Now, the question is what the heck is software testing? Well, software testing is all about washing that pig. That can be messy because it usually has no rules, no clear beginning, no clear middle, and no clear end. And sometimes honestly, it’s kind of a pain in the ass because when you’re done, you’re not even sure if the pig is really clean or why you were even washing the pig in the first place.

Now guys, let’s see how we wash the pig. Let’s see how we test software. And now I need your imagination. Imagine that this rectangle represents your software product. It represents the entire functional and non-functional spectrum of your software. That’s all there is. That’s all you could possibly know about your software. Now the green rectangle represents all that you currently know about your software product. And this rectangle is apparently smaller than the previous one because I’m at least convinced that you will never be able to always know everything down to the very last detail about your software.

Now the red rectangle represents all that you repeatedly check. For example, for test automation in your software. And again, this rectangle is smaller than the previous one because I’m convinced that you will never be able to check everything at any time in your software. And here the question is, well, would it even make sense to do that? Would it even make sense to aim to codify, to automate all your knowledge? Well, most people would say yes, that’s the ultimate goal. But I’m saying no because if you would solely aim to codify all your knowledge, then how on earth would you be able to create new knowledge? And you have to create new knowledge about your software because your software constantly grows. You need to constantly increase the knowledge about your software to reveal problems that are far, far outside your checking regime, guys.

This is exactly what testing is about. Testing is all about closing this knowledge gap. It’s all about closing the gap between what we know and what we don’t know about our software. So the goal of testing is information, not automation, guys. And the reason for this is simple. A test is just a question you ask your software. The point of running that test is to gain information. And so testing is, always has been, and always will be a search for information. But don’t get me wrong. The information sought often requires automation, but not always.

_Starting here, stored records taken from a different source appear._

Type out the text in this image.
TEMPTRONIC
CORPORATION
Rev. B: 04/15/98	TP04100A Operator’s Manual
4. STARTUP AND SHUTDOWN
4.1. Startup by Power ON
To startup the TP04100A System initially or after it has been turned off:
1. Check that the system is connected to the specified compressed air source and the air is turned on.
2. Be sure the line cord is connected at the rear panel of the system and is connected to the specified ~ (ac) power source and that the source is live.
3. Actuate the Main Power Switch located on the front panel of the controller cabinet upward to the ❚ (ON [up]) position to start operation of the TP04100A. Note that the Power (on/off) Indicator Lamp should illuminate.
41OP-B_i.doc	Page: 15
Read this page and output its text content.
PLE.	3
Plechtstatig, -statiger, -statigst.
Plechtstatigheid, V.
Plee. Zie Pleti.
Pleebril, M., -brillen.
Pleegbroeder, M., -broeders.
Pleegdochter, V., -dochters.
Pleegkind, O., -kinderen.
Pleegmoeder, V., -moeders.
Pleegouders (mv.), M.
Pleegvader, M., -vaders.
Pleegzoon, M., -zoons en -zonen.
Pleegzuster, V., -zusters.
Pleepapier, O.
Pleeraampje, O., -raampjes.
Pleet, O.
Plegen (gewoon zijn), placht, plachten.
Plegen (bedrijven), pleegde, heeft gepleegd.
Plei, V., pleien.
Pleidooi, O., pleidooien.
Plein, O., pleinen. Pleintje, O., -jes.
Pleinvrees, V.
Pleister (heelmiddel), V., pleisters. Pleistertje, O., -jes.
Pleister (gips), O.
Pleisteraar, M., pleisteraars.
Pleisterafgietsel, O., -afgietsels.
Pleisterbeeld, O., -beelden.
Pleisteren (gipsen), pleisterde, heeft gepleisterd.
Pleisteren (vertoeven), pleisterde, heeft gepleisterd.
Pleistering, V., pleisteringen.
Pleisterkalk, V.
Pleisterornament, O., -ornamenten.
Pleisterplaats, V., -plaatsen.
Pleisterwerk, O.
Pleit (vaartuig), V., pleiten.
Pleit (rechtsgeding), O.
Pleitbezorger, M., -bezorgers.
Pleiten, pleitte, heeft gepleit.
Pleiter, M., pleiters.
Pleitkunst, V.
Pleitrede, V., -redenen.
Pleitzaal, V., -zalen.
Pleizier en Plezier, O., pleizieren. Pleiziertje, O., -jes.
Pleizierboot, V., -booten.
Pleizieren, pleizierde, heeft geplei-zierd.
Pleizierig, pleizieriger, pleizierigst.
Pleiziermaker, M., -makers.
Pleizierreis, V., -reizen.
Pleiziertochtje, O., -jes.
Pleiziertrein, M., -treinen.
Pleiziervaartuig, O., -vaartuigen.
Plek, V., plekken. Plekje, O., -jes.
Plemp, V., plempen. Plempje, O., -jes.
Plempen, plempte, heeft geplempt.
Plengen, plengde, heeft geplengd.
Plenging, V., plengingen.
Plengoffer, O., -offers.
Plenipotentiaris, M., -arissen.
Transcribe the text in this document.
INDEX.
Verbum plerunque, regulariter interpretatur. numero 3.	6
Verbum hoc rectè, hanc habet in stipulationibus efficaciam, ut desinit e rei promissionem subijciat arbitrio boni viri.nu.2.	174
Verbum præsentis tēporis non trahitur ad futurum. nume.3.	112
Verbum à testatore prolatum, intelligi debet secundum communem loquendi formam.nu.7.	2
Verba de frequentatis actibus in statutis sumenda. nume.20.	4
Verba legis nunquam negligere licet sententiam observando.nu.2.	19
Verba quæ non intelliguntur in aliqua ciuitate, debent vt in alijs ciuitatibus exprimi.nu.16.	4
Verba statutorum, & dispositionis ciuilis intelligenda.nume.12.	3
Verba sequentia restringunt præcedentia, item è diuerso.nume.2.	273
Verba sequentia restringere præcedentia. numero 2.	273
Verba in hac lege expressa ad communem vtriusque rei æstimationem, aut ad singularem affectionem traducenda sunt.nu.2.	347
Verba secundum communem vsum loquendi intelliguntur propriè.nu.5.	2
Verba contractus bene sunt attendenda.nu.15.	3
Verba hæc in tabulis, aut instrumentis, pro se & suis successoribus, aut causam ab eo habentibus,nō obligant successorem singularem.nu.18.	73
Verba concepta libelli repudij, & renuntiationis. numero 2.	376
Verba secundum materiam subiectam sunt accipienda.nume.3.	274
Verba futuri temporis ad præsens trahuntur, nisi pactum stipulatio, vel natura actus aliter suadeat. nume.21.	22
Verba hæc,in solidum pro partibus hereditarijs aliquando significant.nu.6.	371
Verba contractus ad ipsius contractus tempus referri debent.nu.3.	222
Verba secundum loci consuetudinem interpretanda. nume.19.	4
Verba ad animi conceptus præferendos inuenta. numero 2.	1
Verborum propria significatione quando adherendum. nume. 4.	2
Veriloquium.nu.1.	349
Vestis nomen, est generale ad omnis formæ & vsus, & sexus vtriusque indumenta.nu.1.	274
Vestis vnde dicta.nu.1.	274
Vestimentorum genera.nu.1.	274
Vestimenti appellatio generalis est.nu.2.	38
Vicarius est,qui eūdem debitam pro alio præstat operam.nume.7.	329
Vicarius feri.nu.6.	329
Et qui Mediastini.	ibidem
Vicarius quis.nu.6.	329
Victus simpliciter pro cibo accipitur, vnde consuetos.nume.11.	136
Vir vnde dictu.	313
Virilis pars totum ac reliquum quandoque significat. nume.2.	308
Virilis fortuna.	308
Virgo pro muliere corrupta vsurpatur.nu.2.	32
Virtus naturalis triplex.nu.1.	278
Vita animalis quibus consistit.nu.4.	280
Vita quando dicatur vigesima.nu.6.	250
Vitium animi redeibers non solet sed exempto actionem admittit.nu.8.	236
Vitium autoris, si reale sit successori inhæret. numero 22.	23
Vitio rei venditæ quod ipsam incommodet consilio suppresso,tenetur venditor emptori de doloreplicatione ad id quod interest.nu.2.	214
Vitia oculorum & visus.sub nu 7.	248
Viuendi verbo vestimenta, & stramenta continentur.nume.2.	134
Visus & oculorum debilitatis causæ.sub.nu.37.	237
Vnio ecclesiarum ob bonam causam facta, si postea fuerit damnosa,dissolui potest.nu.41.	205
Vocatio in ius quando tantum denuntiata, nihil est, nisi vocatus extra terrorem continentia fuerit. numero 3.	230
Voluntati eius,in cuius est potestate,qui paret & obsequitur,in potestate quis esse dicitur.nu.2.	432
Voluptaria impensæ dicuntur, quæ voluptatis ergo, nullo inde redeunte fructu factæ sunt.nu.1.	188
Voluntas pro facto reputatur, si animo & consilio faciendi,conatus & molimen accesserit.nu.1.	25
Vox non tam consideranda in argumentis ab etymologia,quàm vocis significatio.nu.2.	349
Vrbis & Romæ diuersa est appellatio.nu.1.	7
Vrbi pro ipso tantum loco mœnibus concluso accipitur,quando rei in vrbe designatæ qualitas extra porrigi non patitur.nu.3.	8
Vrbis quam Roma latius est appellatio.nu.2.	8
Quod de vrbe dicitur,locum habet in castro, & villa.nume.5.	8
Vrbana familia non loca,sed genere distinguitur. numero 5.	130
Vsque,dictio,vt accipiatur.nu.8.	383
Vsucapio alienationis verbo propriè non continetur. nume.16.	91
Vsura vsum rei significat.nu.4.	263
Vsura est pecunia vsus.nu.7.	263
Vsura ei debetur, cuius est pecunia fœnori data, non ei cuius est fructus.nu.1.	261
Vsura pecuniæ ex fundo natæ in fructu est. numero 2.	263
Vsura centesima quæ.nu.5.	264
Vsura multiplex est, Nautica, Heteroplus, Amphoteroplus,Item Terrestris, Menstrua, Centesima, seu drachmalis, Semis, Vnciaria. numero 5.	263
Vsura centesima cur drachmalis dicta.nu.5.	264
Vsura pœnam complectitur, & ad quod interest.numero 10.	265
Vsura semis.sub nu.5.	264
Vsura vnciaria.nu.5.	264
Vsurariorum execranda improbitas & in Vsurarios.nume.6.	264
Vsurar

Here’s the proof, guys. Now imagine that these dots represent all the test cases in your regression test portfolio. And now imagine that all these test cases pass, and the last regression tests run before you decide to ship your product into production. And then you might conclude, well, that looks good. Ship it. Ship our software products. And that is what you then most probably will do. But just a second later, you will see something like this. You will see that repetitive test case execution is by far not enough to see that iceberg coming, guys. So the question that arises now is How do we avoid scenarios like this?

What does it take to do good testing? Well guys, good testing takes the ability to post useful questions, to observe what’s going on, to describe what you perceive, to understand what you observe. Good testing takes the ability to interpret what you find, to draw the right conclusions fast, to think critically about what you know, to know that you will never know everything. To keep thinking despite already knowing, to focus on things you don’t know. To target specific issues without losing focus. Good testing takes the ability to recognize and manage bias, to form and test conjectures, to jump on those conjectures, not just on conclusions, guys. Good testing takes the ability to reflect on your decisions, to consider alternatives, to scrutinize illusions you’re holding true. It takes the ability to analyze someone else’s thinking, to reason about cause and effect. And good testing, guys, takes the most important ability, the ability to learn how to learn.

This is what makes a good tester hard to fool, guys. And this is what makes a tester cautious, curious, and critical. And this is what makes good testing, guys. So I can safely conclude that the good testers out there are simply the Peter Pans of the human race because they never lose the holy curiosity to find anything that might threaten the value of our software products. Thank you so much, guys.